What Can a Sleep Study Tell You?

People who have been struggling for years with sleeping problems may have considered having a polysomnography, or sleep study, to analyze their sleep behavior. The procedure may sound a bit daunting, but it really is quite simple. The patient will usually stay at a facility for one night while having different vital signs constantly monitored. Different measurements are taken throughout the course of a normal night of sleep, revealing transitions between the different stages of sleep. Those that have trouble sleeping, or even just suffer from chronic fatigue and tiredness, might be able to find the answer through a sleep study. Once being introduced to the idea of a sleep study, it’s only natural to be curious about the type of answers it can provide, as well as what a set of normal sleep study results might look like.

Brain Activity

One of the most important measurements taken during a study is the amount of brain activity through the night. The body undergoes a continued set of physiological changes during a normal sleep cycle and this includes increases and decreases in the amount of activity seen in different regions of the brain.

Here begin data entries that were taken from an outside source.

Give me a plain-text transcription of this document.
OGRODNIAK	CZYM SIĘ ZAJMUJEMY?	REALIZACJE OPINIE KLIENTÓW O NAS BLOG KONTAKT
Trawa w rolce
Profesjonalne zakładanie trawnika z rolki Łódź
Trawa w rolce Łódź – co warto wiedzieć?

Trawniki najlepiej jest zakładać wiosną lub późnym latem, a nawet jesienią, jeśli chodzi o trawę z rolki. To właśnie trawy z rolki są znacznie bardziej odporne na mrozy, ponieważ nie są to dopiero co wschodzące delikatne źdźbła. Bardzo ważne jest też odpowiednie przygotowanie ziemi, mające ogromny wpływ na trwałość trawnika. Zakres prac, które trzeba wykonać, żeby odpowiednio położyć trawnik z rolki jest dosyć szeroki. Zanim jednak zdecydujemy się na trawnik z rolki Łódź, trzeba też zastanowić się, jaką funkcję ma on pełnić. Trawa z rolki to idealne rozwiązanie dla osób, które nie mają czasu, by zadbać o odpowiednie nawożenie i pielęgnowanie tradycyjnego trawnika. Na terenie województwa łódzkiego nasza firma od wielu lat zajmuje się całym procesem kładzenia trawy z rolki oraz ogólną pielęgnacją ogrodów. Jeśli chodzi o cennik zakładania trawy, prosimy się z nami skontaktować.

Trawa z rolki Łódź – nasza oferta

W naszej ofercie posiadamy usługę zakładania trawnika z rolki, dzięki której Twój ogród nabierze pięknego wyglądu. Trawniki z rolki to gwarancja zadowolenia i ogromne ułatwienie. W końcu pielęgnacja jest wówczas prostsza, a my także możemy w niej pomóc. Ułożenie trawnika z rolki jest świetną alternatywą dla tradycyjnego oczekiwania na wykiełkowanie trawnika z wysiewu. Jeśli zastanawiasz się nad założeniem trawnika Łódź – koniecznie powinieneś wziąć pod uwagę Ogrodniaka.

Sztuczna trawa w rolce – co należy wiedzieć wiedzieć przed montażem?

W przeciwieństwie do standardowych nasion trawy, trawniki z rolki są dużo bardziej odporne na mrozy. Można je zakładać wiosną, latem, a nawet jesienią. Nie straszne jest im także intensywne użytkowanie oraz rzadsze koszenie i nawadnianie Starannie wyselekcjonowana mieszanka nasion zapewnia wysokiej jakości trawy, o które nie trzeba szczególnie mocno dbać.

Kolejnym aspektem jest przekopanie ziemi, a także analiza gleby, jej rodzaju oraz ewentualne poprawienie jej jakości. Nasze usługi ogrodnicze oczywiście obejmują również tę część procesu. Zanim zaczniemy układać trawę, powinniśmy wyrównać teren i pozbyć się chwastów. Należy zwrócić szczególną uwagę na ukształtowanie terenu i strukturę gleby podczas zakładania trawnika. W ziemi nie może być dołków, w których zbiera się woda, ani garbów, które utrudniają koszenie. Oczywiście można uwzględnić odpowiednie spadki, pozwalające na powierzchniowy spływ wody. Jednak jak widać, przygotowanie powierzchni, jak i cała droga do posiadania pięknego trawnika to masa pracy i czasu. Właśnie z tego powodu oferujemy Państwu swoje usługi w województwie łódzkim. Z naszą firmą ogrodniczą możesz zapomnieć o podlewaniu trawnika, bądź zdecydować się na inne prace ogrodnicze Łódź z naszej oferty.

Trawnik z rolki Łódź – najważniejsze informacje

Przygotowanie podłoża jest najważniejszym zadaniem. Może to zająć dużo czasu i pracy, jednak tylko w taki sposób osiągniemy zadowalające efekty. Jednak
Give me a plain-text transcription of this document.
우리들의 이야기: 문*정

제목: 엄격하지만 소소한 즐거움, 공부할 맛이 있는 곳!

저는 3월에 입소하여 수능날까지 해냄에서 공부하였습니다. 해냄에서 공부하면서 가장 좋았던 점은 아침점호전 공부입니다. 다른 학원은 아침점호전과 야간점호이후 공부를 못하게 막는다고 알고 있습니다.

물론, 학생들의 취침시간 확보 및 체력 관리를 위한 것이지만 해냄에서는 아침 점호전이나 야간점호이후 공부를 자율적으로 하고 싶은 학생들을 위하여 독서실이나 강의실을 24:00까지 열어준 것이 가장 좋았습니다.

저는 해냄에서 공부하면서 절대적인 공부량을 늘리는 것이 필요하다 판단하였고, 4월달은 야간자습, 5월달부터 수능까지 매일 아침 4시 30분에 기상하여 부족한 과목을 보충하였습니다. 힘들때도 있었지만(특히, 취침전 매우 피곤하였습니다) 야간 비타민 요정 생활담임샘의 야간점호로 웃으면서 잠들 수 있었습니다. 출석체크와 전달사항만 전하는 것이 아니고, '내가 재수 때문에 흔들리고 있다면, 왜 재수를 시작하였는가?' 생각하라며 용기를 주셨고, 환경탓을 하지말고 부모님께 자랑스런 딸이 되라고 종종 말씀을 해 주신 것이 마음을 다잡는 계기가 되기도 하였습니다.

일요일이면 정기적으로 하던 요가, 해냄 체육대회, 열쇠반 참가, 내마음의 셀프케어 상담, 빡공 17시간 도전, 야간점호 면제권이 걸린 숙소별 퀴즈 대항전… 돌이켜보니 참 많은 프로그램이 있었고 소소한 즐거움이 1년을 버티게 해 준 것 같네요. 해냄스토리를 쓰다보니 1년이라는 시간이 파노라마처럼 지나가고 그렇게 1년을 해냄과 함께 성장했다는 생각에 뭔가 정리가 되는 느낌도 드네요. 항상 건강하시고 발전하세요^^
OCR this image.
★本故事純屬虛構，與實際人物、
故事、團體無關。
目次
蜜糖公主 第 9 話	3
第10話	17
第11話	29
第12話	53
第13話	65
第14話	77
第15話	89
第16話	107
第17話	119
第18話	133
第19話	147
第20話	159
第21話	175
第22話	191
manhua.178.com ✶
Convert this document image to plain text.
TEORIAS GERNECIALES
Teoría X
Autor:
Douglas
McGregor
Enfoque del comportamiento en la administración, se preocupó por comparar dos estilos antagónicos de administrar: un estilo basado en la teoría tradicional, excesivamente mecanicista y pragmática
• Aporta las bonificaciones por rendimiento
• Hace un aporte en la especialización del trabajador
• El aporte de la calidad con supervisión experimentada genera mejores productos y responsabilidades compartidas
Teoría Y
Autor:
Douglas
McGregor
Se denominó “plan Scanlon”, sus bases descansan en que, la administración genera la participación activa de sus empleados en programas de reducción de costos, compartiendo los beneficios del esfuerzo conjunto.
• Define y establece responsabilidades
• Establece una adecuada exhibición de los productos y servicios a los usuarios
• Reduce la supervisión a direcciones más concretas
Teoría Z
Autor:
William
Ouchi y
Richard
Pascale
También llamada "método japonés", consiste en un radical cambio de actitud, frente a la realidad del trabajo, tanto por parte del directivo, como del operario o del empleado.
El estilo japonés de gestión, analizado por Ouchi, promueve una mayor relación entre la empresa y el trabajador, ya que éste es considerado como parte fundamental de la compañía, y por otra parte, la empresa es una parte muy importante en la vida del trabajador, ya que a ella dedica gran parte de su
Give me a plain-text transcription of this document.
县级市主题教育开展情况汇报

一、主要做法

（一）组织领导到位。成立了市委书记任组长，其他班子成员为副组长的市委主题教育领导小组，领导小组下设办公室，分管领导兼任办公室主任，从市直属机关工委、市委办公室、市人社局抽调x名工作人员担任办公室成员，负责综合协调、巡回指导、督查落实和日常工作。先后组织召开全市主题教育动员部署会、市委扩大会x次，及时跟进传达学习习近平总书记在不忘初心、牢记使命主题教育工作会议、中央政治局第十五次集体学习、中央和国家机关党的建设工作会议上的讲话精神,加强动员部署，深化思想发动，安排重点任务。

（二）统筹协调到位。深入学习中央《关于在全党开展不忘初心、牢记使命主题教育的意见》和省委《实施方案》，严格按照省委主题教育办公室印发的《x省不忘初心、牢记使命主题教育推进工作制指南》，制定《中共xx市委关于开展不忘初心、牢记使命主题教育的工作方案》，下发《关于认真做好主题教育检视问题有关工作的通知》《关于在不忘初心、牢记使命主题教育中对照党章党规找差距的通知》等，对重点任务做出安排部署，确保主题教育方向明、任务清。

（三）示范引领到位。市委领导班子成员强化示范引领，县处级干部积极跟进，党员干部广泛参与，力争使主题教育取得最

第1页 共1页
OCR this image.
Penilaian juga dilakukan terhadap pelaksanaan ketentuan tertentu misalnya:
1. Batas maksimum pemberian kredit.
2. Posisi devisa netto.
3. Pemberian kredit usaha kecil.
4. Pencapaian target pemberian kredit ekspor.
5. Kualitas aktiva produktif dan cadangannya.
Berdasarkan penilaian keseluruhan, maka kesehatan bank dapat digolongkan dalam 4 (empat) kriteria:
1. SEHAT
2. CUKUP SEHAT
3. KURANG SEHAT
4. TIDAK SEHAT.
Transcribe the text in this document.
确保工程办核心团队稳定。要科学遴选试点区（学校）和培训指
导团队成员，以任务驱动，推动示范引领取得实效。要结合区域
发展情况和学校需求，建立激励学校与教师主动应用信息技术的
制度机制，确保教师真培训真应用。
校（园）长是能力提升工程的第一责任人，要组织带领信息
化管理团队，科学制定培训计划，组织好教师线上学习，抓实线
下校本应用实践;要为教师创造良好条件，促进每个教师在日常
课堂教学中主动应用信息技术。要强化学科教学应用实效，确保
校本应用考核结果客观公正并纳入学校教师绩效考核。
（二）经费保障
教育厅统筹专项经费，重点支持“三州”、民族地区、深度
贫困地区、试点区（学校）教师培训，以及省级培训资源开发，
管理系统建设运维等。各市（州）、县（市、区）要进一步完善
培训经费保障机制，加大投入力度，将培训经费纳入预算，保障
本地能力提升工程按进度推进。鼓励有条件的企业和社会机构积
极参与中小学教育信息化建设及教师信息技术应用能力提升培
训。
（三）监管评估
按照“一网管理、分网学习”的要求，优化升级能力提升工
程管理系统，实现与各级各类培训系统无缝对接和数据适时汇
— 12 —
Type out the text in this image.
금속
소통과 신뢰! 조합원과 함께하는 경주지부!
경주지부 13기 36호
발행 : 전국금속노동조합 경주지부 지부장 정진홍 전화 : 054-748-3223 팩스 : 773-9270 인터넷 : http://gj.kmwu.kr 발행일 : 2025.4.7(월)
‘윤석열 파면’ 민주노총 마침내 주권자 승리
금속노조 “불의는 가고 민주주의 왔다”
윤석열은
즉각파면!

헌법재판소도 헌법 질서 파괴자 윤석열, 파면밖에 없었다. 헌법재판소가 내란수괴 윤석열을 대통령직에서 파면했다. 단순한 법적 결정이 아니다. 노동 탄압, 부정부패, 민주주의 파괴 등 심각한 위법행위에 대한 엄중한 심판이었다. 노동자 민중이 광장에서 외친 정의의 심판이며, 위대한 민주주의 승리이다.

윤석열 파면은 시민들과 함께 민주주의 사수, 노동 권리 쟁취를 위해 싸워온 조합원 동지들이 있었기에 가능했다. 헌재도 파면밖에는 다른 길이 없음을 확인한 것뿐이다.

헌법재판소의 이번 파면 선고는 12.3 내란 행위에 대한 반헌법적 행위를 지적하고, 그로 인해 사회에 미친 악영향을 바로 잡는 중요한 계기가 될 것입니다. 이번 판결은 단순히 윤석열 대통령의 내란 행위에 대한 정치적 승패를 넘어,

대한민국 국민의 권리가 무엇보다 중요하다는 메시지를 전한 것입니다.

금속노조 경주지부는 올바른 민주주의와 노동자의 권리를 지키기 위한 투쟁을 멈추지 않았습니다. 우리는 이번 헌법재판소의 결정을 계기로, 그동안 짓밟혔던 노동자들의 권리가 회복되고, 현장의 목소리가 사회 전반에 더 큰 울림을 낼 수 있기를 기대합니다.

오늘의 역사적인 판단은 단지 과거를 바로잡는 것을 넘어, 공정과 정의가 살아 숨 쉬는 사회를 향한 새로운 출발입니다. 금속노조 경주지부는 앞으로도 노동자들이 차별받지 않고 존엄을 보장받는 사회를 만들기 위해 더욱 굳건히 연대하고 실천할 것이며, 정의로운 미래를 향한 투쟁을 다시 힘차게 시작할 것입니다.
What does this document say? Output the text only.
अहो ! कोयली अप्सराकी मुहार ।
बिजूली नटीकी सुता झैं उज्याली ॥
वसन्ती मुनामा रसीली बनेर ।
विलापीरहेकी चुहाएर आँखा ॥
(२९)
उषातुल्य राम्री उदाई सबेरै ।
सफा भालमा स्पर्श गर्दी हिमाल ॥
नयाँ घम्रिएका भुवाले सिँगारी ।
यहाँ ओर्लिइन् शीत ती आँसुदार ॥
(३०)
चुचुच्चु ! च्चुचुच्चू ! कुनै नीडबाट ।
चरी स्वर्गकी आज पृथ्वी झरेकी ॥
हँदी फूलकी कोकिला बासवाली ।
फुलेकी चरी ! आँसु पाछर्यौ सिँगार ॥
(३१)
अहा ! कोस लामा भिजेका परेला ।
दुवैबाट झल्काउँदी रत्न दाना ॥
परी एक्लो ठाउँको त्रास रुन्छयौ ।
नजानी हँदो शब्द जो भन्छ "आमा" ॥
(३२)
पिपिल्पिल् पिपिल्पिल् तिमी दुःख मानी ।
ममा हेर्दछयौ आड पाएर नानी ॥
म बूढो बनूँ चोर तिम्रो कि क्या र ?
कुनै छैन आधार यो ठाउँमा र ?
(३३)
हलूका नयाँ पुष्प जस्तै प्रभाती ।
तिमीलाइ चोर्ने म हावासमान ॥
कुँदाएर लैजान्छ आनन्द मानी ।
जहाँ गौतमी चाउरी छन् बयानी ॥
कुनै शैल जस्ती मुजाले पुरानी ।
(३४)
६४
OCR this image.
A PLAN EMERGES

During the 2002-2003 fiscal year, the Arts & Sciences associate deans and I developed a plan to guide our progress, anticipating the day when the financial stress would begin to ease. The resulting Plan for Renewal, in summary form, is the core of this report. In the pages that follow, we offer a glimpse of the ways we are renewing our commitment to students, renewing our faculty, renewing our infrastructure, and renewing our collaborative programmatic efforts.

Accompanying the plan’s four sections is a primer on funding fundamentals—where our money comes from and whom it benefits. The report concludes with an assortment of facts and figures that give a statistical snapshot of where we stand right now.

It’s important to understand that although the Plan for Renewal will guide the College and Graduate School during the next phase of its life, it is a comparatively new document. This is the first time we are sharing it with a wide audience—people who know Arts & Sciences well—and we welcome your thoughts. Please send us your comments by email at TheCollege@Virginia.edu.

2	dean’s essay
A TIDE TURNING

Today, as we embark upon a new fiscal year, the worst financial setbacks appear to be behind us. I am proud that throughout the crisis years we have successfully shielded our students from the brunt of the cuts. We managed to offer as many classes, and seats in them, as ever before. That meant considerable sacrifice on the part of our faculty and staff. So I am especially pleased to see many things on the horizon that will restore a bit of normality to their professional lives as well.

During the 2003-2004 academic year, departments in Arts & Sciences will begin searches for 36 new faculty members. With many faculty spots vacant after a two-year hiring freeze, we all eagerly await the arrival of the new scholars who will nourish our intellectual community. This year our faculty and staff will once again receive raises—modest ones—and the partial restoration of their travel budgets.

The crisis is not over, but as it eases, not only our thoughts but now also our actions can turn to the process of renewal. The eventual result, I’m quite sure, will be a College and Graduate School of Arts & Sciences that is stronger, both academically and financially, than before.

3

In particular, doctors will examine an EEG reading to decide whether or not the patient undergoes normal sleep cycles. A standard cycle will include periods of light NREM (non-rapid eye movement) sleep followed by decreasing brain activity and deeper sleep. Deeper NREM sleep is where the patient is less likely to be awakened by slight noises and shows reduced amounts of brain activity.

Upon completion of some amount of NREM transitions, REM sleep will follow. Periods of REM sleep are generally very short at the beginning of the night and gradually make slow increases in later cycles. REM sleep involves very irregular physiological activity that is actually quite similar to being awake. Despite this, REM is actually one of the most essential and necessary states for resting the mind. During REM, which only accounts for around 25% of your time slept, neurotransmitters are no longer sent and results in a state where the body’s muscles do not move. When someone remembers a very vivid dream it is very often from a state of REM sleep.

Measurements taken of brain activity are one of the best ways to determine if a patient has a sleeping disorder that is otherwise not observable. Lack of sleep symptoms in particular are very hard tie to one specific disorder because they are so similar.

Breathing and Heart Rate

The other measurements taken will observe the changing conditions of the body. A normal sleep study will show patients that have decreased and even rates in NREM, but more varied in REM. The body controls it’s temperature as well during sleep and will show a small decrease. These changes are readily observable through sensors placed on the patient during their sleep. These types of measurements can be extremely helpful when trying to monitor or discover cases of obstructive sleep apnea syndrome or other different types of sleeping disorders.